I don't believe things because I'm "told" them, I believe them when I'm convinced using evidence and data. The danger presented by Covid to otherwise healthy adults and children under 60 is extremely minimal and there are corresponding tradeoff costs to any decision made. At the moment, it seems more deaths will have been caused by our reaction to Covid (in terms of missed cancer diagnosis, heart problems, surgeries related to the same, tuberculosis, missing vaccinations that didn't happen) than would have been caused by the disease itself. And that's assuming that deaths are the only valid measuring stick, which simply isn't true. What's happened to education of children? Quality of life for people not allowed to see loved ones?

Relating to the article, photos are by their nature anecdotal and will not do anything to sway someone like myself. About as effective as showing me a picture of a car accident and telling me never to get in a car again.

2 comments

> I'm convinced using evidence and data. The danger presented by Covid to otherwise healthy adults and children under 60 is extremely minimal

ICNARC: (22/01/2021) https://www.icnarc.org/Our-Audit/Audits/Cmp/Reports

Mean age of admission to ICU is 59.8

45% of the people admitted to ICU are under the age of 60.

88% of people admitted to ICU were able to live with no assistance in day to day life before being admitted.

Most people admitted did not have very severe comorbidities (cardio, respiratory, renal, livel, metastatic, haematological malignancy, immunocompromised).

If you're interested in debunking fake info you might be interested in https://www.covidfaq.co/

83.29% of patients who died from COVID-19 had a comorbidity. As a patient’s number of comorbidities increased, so did the odds of dying from COVID-19.

https://www.ajmc.com/view/contributor-links-between-covid-19...

We know that people with learning disability often live in homes that are crowded, staffed by people on low pay without access to sick pay; and that medical care in general is not as good as for people without LD.

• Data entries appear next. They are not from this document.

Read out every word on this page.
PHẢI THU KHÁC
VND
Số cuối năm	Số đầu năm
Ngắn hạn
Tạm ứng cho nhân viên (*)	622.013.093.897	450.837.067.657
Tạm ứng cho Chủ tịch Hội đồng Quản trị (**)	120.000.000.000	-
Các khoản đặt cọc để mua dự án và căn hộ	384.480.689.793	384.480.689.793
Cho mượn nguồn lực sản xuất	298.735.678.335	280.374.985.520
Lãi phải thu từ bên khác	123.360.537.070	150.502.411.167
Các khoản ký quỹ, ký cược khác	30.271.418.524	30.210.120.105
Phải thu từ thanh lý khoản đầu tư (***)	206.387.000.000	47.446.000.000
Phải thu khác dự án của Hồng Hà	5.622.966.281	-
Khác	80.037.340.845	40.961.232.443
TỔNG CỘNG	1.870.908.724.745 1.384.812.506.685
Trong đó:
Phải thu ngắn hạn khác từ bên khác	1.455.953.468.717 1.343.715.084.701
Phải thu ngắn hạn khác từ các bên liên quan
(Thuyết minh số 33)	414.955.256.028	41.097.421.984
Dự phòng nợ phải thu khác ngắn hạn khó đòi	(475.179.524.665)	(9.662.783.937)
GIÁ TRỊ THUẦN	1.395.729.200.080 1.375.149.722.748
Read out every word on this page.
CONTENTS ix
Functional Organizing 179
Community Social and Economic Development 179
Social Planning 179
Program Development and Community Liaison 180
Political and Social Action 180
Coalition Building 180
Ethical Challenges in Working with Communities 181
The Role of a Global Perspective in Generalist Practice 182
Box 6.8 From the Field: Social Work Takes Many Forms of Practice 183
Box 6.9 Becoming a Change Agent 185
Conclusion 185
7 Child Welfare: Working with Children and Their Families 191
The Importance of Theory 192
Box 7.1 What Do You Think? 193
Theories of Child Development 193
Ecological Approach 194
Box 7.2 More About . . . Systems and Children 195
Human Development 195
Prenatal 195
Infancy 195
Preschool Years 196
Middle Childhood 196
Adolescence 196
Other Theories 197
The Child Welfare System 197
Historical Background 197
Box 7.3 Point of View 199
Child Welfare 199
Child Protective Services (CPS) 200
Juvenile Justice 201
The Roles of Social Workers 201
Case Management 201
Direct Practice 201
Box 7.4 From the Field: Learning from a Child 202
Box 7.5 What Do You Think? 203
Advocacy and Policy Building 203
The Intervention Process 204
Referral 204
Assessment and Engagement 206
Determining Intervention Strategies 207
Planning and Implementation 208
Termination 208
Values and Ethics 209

In the UK we know that doctors often use DNACPRs for people with LD without asking those people or their families, and they do this more than they do for people without LD, and they often use blanket criteria ("does this person have LD?") to do so (this is against the law in England but we know it happens).

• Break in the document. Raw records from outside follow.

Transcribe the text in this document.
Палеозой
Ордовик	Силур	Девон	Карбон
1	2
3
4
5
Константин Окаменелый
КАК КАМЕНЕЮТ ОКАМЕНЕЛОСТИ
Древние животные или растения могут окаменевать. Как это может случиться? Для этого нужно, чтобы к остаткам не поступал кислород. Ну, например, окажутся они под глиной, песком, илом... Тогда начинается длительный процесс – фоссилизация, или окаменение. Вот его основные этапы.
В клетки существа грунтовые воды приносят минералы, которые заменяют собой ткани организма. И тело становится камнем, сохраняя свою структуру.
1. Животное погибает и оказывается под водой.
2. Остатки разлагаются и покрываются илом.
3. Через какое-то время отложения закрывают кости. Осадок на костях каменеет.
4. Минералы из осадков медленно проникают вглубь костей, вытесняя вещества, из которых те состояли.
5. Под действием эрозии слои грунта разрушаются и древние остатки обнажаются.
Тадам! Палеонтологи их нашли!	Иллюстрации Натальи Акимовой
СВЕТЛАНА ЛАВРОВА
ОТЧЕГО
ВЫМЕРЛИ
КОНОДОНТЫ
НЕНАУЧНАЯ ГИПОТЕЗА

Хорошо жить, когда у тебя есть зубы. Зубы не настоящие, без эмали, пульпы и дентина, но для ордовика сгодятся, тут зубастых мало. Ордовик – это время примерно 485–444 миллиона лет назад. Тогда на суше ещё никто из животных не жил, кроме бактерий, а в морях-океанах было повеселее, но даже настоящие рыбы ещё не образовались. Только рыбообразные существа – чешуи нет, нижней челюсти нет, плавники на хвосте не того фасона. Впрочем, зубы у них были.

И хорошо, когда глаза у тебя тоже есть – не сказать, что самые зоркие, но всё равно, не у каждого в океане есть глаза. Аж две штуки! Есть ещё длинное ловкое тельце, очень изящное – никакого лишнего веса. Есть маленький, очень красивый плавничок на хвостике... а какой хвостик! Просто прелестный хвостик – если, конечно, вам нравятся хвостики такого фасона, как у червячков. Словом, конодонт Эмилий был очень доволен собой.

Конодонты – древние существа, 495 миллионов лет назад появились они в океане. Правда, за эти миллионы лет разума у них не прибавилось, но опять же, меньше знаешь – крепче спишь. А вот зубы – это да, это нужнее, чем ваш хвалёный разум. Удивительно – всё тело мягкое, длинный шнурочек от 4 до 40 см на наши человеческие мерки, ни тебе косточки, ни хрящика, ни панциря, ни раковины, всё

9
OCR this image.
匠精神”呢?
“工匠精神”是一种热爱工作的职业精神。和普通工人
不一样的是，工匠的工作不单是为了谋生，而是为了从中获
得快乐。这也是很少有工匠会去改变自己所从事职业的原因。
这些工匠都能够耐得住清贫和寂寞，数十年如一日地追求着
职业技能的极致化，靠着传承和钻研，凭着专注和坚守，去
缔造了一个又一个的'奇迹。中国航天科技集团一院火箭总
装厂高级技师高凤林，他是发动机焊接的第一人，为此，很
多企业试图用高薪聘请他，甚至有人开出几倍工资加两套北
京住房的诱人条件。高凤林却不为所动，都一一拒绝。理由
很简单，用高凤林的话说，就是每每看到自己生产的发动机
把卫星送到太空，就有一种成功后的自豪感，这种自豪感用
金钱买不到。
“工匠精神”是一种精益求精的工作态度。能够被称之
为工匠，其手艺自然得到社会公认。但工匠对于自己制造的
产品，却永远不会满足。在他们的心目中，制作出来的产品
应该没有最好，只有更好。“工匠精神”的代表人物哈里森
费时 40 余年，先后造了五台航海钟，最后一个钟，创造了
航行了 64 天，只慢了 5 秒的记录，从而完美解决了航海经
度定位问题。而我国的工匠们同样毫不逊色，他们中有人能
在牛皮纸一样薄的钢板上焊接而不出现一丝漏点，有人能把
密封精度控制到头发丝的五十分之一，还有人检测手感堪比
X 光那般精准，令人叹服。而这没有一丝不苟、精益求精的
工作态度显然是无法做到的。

Your link is telling us of a scandal of poor care for people with LD that's killing them many years before they would otherwise die. I don't think it's telling us what you think it is, especially since my post is people being put in ICU, not dying, from covid.

Your beliefs are yours to hold. Go ahead and believe whatever you want to believe. However, you want to claim you are a free thinker and grounded in "evidence and data". Taking that at face value, let's set Covid aside, and imagine we are asked to objectively evaluate the weight of the evidence for and against a finding.

Is it more likely that the vast majority of international experts on a subject agree and are correct about something, or is it more likely that a small minority of stalwarts speak the truth in the face of a well coordinated global conspiracy involving tens, perhaps hundreds of thousands of co-conspirators?

If you feel that you should reject the overwhelming evidence in favor of a minority voice that aligns with your world view, then yes, you in fact don't believe what you have been told not to and are not in fact grounded in evidence and data.

As you say, evidence that does not align with your world view is "anecdotal" and to be rejected, sadly, demonstrating my point.